Let us consider the graphs below:

Figure 1: Jonathan and Buhari’s Administration Economic Growth Rate

The claims by the President’s henchmen, like Kemi Adesoun, that his stewardship of the economy puts his predecessors to shame can be checked by public information that is readily available to all.

In fact, the chart above on the economic growth of Nigeria both under Buhari and Jonathan administration shows that Buhari’s record so far falls somewhere between unremarkable and substandard. Moreover, other economic data suggest that the current expansion will likely wind down before his term ends, and his boasting will ring hollow once the economy slips from recession to depression.

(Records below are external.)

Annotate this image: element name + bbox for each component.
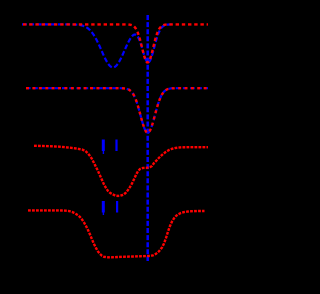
panel 4 component marker tick 1 xyxy=(102,201,105,213)
panel 2 blue dashed model curve xyxy=(26,88,208,133)
vertical dashed line at line centre x=147.7 xyxy=(146,15,149,261)
panel 3 marker tick 1 tail xyxy=(103,151,104,154)
panel 3 red dotted profile xyxy=(34,146,208,196)
panel 4 component marker tick 2 xyxy=(116,201,118,213)
panel 3 component marker tick 1 xyxy=(102,140,105,152)
panel 3 component marker tick 2 xyxy=(115,140,117,152)
panel 2 red dotted observed curve xyxy=(26,88,208,133)
panel 4 marker tick 1 tail xyxy=(103,213,104,216)
panel 1 red dotted observed curve xyxy=(23,24,208,62)
panel 1 blue dashed model curve xyxy=(22,24,172,67)
panel 4 red dotted profile xyxy=(28,210,205,257)
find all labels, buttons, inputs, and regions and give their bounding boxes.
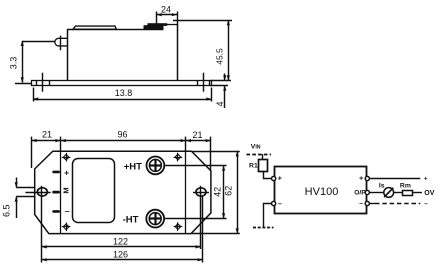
module HV100 box <box>275 167 367 214</box>
node O/P output <box>365 190 369 194</box>
svg-text:6.5: 6.5 <box>1 204 11 217</box>
wire R1 to + input node <box>264 172 273 179</box>
flange left mounting hole centerline <box>42 73 44 92</box>
-HT terminal screw <box>146 210 164 228</box>
screw slot line <box>60 36 62 51</box>
wire VIN to R1 <box>262 154 264 160</box>
svg-text:–: – <box>424 201 428 208</box>
wire meter to Rm <box>394 192 403 194</box>
dimension 126 <box>42 259 203 261</box>
corner screw mark top-right <box>174 153 183 162</box>
svg-text:R1: R1 <box>249 162 258 169</box>
dimension 13.8 <box>33 88 212 102</box>
svg-text:+: + <box>359 176 363 183</box>
ground dashed line <box>253 227 274 229</box>
dimension 42 <box>164 165 227 218</box>
svg-text:-HT: -HT <box>123 214 139 225</box>
node - output <box>365 201 369 205</box>
pin M <box>52 191 60 194</box>
label window rounded rect <box>73 159 115 223</box>
dimension 3.3 <box>15 41 55 84</box>
right terminal ledge line <box>166 24 178 26</box>
corner screw mark top-left <box>62 153 71 162</box>
dimension 62 <box>191 151 240 233</box>
pin - <box>52 210 60 213</box>
svg-text:OV: OV <box>424 190 434 197</box>
corner screw mark bottom-left <box>62 223 71 232</box>
flange left hole edge <box>36 81 38 86</box>
svg-text:45.5: 45.5 <box>215 48 225 65</box>
node - input <box>272 201 276 205</box>
wire + output <box>369 178 420 180</box>
svg-text:21: 21 <box>192 130 202 140</box>
resistor R1 <box>259 160 268 172</box>
svg-text:+: + <box>64 168 69 178</box>
left terminal block on top <box>73 26 116 29</box>
svg-text:96: 96 <box>117 130 127 140</box>
side screw protrusion <box>55 38 68 46</box>
baseplate flange <box>32 81 212 86</box>
right mounting hole <box>196 188 206 196</box>
svg-text:HV100: HV100 <box>305 186 339 198</box>
dimension 122 <box>42 246 201 248</box>
left mounting hole <box>37 188 47 196</box>
left hole horizontal centerline <box>25 192 50 194</box>
left step line <box>60 151 62 233</box>
top dimension 21 / 96 / 21 <box>32 137 211 171</box>
svg-text:+: + <box>278 176 282 183</box>
dimension 4 <box>210 74 228 109</box>
right terminal block upper bar <box>147 23 167 26</box>
svg-text:3.3: 3.3 <box>9 57 19 70</box>
right step line <box>185 151 187 233</box>
right hole horizontal centerline <box>193 192 209 194</box>
corner screw mark bottom-right <box>174 222 183 231</box>
dimension 45.5 <box>173 20 232 81</box>
node + output <box>365 176 369 180</box>
dimension 6.5 <box>16 178 35 219</box>
svg-text:126: 126 <box>113 250 128 260</box>
right hole vertical centerline / extension <box>200 186 202 249</box>
svg-text:+: + <box>424 176 428 182</box>
node + input <box>272 176 276 180</box>
flange right hole edge <box>209 81 211 86</box>
svg-text:21: 21 <box>42 130 52 140</box>
svg-text:62: 62 <box>224 186 234 196</box>
svg-text:42: 42 <box>212 187 222 197</box>
svg-text:+HT: +HT <box>124 161 142 172</box>
meter Is <box>384 188 394 198</box>
svg-text:VIN: VIN <box>251 144 261 151</box>
+HT terminal screw <box>147 157 165 175</box>
wire - input node to ground <box>264 204 273 228</box>
module body (side view) <box>68 25 178 81</box>
svg-text:M: M <box>61 187 70 193</box>
flange left hole edge <box>49 81 51 86</box>
flange right hole edge <box>197 81 199 86</box>
svg-text:24: 24 <box>161 5 171 15</box>
svg-text:–: – <box>278 201 282 208</box>
svg-text:Rm: Rm <box>400 183 411 190</box>
dimension 24 <box>157 12 178 28</box>
resistor Rm <box>403 191 413 196</box>
right terminal block lower bar <box>144 25 164 29</box>
svg-text:Is: Is <box>379 183 385 190</box>
flange right mounting hole centerline <box>203 73 205 92</box>
pin + <box>52 171 60 174</box>
svg-text:–: – <box>65 206 70 216</box>
module outline octagon <box>35 151 211 233</box>
svg-text:122: 122 <box>113 237 128 247</box>
svg-text:O/P: O/P <box>354 190 366 197</box>
left hole vertical centerline / extension <box>41 186 43 263</box>
wire Rm to OV <box>413 192 423 194</box>
svg-text:4: 4 <box>215 101 225 106</box>
right hole second extension <box>202 196 204 263</box>
input terminal dashed line <box>247 154 272 156</box>
wire - output dashed <box>369 203 375 205</box>
wire O/P to meter <box>369 192 384 194</box>
svg-text:–: – <box>359 201 363 208</box>
svg-text:13.8: 13.8 <box>115 88 133 98</box>
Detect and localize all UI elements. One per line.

It is commonly said that a president deserves some credit or blame for the economy’s performance only after he’s been in office about six months. On those terms, let’s measure Buhari’s words against the record for Nigeria per capita income, which measures the standard of living of an average Nigeria and also one of the indicators of economic development of a country, over the last three years (2015-2017), and those of the last three years before taking over the mantle of leadership.

Figure 2: Per Capita Income under Jonathan and Buhari’s Administration

It can be seen clearly from the chart above that, the per capita income for the last three years keep decreasing from $2,763(it is usually measured in US dollars) in 2015 to $1,994 in 2017 compared to the increasing rate experienced before taking over power from the Jonathan administration. This means that the standard of living of an average Nigerian is lower under the Buhari administration compared to that of his predecessor.


Like all of Buahri’s predecessors, the President promised to reform regulation and boost business investment, because such measures can stimulate faster growth. Moreover, if the new investments focus on productivity-boosting equipment, they also can help raise employment and incomes. Let’s take a look at the rate of unemployment under Buhari’s administration compared to that of his predecessor.

Figure 5: Unemployment Rate under Jonathan and Buhari’s Administration

From the chart above, the rate of unemployment under the Jonathan administration was at a decreasing rate from 10.6 in 2012 to 7.8 in 2014, which means unemployment was under check during Jonathan’s administration but the same cannot be said for the Buhari administration which has seen the rate of unemployment increasing from 9 in 2015 to 16.5 in 2017, which means many Nigerians have lost their jobs under the present administration.

The economic data has said it all, the economic situation of the country is far worse than what is been portrayed by the presidency. The highly sung economic achievements do not reflect on the lives of the people of the country. Job loss is on the increase, commodity prices are on the increase, inflation is still in double digit. It’s time to stop the talks and focus on a strategy that will foster economic development rather than focusing on the 2019 election: the people are the economy and the development of the economy means the development of the people.